The irony here is that several districts (including the one for which I teach) had to raise property taxes for the current school year in order to put back a portion of the funds lost through the governor’s cuts. In essence, many local school districts could have—with the same state aid they had received the previous year—cut their overall budgets by the same amount and perhaps even cut property taxes.
Local districts are currently working up their budgets for the next school year, and proposed cuts will bring about still more painful—and some argue, unnecessary—cuts to personnel and programs. The governor’s detractors generally say that he is positioning himself for an election on the national level. They claim he is whipping up public sentiment and trying in order to create a favorable conception of himself at the expense of public institutions.
People can take their sides on the issues, and as the saying goes, reasonable people can disagree. My own problem with the situation, however, is that everything has become too emotionally charged. This is particularly true when it comes to relations between the state teachers’ union and the governor. At this point, there is no meaningful dialogue and no spirit of negotiation and compromise. Both sides share blame for this.
Personally, I am most concerned about Governor Christie’s confrontational attitude toward the teachers’ union, and I am reminded of an incident that took place last year in my school’s cafeteria. I offer it here as a parable for the governor, as he could learn a great deal about constructive ways to wield power and authority.
A veteran teacher was on lunch duty when a novice teacher approached and said she was hit with, of all things, a chicken nugget. She did not know whether it was aimed at her, or even who threw it; she knew only which table the projectile came from–one populated by seventh-grade boys.
The veteran teacher said he would try to look into the matter. He calmly approached the table of boys, asked about the incident, and was immediately stonewalled. With ten minutes remaining in the lunch period, he said that the circumstances demanded justice, and the most appropriate form of it would be an apology by the culprit to the offended teacher. Given the time constraints and his desire to see someone own up, no additional punishment would be imposed.
No one claimed responsibility; no one ratted.
The teacher could easily have tried to bully the kids and threaten them. Instead, he removed them to a classroom and instructed the boys to sit. He made a few brief remarks, telling them he respected their solidarity and saw an advantage in the strength of their loyalty to each other. He also said that they knew darn well that an apology was necessary. He would leave the room while the boys worked on the guilty party. They had three minutes.
In two minutes, the teacher returned, and one of the boys reported that they were almost finished, but they needed an additional minute. Granted that minute, they prevailed upon the boy who threw the nugget to confess. The teacher ordered the student back to the cafeteria to apologize, which he duly did.
That table full of recalcitrant boys could have done a week’s worth of detention standing on their heads—and learned nothing from it. Additionally, neither the teacher nor the students would have learned anything positive if the boys had turned against each other and sold out the miscreant. Instead, they all learned a transformative lesson and developed a respectful working relationship.

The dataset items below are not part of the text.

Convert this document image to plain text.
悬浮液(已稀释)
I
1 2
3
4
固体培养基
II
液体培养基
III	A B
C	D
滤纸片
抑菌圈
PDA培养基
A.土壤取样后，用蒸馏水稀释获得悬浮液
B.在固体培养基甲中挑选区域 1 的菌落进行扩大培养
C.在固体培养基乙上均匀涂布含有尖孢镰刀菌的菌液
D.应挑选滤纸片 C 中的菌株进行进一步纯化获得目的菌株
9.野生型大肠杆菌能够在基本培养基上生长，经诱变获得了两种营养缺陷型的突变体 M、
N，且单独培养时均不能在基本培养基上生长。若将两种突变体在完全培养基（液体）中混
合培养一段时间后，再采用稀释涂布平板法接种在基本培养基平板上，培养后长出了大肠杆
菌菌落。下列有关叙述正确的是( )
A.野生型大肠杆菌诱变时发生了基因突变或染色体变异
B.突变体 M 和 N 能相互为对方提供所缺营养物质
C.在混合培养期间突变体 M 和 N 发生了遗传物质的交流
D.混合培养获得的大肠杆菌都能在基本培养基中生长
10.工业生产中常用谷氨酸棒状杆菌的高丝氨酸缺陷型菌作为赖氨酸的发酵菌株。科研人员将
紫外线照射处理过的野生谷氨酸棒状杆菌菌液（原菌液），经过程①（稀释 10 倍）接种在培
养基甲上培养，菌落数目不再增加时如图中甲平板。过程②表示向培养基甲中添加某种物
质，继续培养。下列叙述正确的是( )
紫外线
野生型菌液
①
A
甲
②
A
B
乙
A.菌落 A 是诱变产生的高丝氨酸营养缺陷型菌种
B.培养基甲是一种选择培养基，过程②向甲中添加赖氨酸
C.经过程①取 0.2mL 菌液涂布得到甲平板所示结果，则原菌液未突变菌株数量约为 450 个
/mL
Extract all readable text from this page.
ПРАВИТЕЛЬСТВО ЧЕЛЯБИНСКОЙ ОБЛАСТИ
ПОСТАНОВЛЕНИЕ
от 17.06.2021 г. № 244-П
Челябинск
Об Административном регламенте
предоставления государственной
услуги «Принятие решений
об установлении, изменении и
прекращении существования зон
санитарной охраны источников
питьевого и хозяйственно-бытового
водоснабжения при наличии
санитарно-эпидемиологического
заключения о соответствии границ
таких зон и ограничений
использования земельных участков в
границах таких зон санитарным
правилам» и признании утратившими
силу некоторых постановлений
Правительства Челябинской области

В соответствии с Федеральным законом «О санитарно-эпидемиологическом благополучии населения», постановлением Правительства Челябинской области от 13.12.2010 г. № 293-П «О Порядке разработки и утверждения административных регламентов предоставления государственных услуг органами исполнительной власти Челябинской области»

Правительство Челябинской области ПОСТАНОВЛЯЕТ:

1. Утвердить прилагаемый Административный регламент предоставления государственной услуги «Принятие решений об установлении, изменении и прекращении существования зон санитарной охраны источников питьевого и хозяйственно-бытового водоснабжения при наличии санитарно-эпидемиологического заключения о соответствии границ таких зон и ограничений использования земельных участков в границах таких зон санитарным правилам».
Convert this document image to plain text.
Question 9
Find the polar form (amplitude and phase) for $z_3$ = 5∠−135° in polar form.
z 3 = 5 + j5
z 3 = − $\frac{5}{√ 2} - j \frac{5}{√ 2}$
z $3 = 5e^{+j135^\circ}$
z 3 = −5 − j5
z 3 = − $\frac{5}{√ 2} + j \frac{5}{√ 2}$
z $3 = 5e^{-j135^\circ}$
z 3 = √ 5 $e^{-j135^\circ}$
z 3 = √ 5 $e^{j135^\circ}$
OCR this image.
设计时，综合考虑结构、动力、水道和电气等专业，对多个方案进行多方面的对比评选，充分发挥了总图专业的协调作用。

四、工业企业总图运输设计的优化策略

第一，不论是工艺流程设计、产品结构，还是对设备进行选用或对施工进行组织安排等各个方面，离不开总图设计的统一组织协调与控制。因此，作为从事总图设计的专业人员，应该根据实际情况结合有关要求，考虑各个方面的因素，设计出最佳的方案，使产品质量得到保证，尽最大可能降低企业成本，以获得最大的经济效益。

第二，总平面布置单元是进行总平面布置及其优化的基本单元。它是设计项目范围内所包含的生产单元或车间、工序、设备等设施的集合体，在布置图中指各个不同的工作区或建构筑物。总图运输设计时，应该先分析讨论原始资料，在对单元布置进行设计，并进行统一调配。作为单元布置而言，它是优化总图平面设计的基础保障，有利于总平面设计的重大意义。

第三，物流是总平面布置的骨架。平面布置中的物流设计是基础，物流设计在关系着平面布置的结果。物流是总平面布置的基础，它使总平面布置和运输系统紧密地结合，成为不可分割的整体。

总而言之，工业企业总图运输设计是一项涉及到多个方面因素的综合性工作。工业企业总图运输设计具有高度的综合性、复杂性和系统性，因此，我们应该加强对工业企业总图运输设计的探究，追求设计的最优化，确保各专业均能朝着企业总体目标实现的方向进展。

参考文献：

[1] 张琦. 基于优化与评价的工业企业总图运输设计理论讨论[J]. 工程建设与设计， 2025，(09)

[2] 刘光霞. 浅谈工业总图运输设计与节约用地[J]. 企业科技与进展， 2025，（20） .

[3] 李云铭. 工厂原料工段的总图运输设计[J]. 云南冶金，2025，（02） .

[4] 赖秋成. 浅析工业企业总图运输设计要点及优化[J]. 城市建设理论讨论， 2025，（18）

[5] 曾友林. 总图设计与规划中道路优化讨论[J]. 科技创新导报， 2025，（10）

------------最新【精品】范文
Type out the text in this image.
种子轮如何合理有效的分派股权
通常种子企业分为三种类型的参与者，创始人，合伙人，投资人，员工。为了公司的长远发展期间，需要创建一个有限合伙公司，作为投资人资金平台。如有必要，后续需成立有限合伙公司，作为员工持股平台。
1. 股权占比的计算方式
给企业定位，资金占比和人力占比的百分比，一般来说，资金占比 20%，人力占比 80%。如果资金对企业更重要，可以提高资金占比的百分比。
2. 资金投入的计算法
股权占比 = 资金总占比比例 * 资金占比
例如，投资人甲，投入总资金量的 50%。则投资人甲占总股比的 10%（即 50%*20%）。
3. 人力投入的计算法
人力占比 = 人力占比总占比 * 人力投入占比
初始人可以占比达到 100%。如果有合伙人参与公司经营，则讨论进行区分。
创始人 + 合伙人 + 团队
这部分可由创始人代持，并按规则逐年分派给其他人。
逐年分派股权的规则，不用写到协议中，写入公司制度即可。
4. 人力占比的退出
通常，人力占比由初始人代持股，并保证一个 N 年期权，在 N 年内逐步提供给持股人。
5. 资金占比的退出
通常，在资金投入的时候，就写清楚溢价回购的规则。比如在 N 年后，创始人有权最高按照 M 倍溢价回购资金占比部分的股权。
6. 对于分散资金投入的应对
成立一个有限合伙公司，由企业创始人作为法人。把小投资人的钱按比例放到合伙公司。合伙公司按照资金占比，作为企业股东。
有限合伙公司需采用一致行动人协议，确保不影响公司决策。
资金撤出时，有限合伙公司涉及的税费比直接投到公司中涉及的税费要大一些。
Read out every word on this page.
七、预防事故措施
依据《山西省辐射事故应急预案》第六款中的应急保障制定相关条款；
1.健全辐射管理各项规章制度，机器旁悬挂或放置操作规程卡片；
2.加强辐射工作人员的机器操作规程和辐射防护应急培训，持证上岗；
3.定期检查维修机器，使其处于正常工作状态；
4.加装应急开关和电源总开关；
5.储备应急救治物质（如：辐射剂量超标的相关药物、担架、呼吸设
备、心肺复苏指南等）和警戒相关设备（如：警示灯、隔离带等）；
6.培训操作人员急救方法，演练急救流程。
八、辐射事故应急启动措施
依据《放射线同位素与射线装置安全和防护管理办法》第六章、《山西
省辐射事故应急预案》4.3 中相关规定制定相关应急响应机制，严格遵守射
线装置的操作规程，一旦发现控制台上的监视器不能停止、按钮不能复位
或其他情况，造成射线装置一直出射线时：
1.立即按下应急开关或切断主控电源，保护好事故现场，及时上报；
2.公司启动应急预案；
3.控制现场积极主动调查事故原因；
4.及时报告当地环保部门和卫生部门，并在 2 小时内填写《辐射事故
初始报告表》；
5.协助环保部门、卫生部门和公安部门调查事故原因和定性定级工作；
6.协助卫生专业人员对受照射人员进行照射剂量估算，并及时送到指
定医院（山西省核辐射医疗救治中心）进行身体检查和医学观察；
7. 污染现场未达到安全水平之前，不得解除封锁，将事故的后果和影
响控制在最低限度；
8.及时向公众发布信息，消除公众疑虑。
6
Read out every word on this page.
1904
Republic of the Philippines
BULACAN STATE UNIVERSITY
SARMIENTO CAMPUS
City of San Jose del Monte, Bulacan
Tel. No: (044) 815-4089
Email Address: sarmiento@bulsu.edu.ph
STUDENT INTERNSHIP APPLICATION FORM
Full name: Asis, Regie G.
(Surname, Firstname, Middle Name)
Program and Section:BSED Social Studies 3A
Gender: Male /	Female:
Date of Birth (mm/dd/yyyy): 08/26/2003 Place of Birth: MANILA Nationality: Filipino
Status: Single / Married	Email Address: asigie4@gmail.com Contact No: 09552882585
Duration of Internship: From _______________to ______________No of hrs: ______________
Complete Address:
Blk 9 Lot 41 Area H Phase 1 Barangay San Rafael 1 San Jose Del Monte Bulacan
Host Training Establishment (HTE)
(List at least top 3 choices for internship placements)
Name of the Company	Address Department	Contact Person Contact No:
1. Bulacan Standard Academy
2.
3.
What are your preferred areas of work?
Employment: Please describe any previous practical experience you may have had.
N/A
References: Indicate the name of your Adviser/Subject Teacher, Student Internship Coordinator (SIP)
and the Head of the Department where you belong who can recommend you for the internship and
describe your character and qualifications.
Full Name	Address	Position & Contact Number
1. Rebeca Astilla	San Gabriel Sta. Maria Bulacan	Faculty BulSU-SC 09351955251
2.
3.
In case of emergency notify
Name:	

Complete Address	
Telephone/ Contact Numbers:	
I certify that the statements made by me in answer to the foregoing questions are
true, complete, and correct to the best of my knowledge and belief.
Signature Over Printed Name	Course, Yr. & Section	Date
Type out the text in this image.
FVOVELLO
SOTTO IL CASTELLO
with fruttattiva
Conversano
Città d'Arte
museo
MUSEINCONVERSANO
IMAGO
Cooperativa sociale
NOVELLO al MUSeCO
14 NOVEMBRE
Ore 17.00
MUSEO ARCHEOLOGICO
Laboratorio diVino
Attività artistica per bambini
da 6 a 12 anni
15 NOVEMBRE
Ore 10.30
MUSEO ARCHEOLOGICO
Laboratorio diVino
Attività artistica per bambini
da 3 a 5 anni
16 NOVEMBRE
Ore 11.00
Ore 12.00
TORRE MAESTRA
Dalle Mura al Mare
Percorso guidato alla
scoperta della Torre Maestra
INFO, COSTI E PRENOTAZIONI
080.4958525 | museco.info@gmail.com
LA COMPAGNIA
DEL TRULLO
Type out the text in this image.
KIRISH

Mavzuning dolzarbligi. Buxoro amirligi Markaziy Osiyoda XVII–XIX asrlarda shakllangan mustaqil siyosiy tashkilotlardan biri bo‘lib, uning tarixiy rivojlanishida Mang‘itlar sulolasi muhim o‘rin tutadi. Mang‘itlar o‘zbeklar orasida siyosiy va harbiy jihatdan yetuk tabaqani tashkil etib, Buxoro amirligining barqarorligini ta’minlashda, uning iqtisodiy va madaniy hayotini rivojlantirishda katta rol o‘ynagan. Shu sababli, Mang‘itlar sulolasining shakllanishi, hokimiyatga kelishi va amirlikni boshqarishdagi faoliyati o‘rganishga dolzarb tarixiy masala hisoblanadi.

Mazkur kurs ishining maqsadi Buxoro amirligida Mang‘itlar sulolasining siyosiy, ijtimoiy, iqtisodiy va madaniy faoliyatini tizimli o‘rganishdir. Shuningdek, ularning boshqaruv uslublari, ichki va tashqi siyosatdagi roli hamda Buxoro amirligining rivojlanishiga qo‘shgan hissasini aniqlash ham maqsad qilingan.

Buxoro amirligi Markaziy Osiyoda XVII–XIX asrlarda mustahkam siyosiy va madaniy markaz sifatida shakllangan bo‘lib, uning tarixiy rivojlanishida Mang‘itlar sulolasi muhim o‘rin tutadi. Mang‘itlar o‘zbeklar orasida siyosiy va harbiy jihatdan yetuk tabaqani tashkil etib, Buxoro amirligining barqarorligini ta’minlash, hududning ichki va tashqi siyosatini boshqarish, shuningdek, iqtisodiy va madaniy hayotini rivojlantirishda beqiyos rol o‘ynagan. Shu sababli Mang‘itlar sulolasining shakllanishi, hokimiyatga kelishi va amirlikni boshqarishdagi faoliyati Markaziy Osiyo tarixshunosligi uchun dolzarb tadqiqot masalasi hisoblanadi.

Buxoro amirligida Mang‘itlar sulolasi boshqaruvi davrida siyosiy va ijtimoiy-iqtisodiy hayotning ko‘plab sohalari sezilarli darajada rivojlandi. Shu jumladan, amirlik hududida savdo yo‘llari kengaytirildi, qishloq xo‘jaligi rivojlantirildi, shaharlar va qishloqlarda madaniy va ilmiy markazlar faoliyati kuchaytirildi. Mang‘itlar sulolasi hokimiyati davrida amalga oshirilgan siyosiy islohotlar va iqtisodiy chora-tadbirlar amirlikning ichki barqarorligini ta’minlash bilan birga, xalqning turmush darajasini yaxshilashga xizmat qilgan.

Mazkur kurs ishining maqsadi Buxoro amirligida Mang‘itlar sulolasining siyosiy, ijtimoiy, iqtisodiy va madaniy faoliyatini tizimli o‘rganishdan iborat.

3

If the public is so uncharitable to look at this group of mischievous boys as a microcosm of the teachers’ union (and recent rhetoric might suggest they would), then for the sake of argument only, I’ll go along with it. People trying to reform education, then, can either characterize union members as self-interested, lazy, incompetent, disaffected louts, or respond to them in the manner of the veteran teacher in the story above.
The stakes are high, and there is a lot to lose. But there are also things both sides can gain.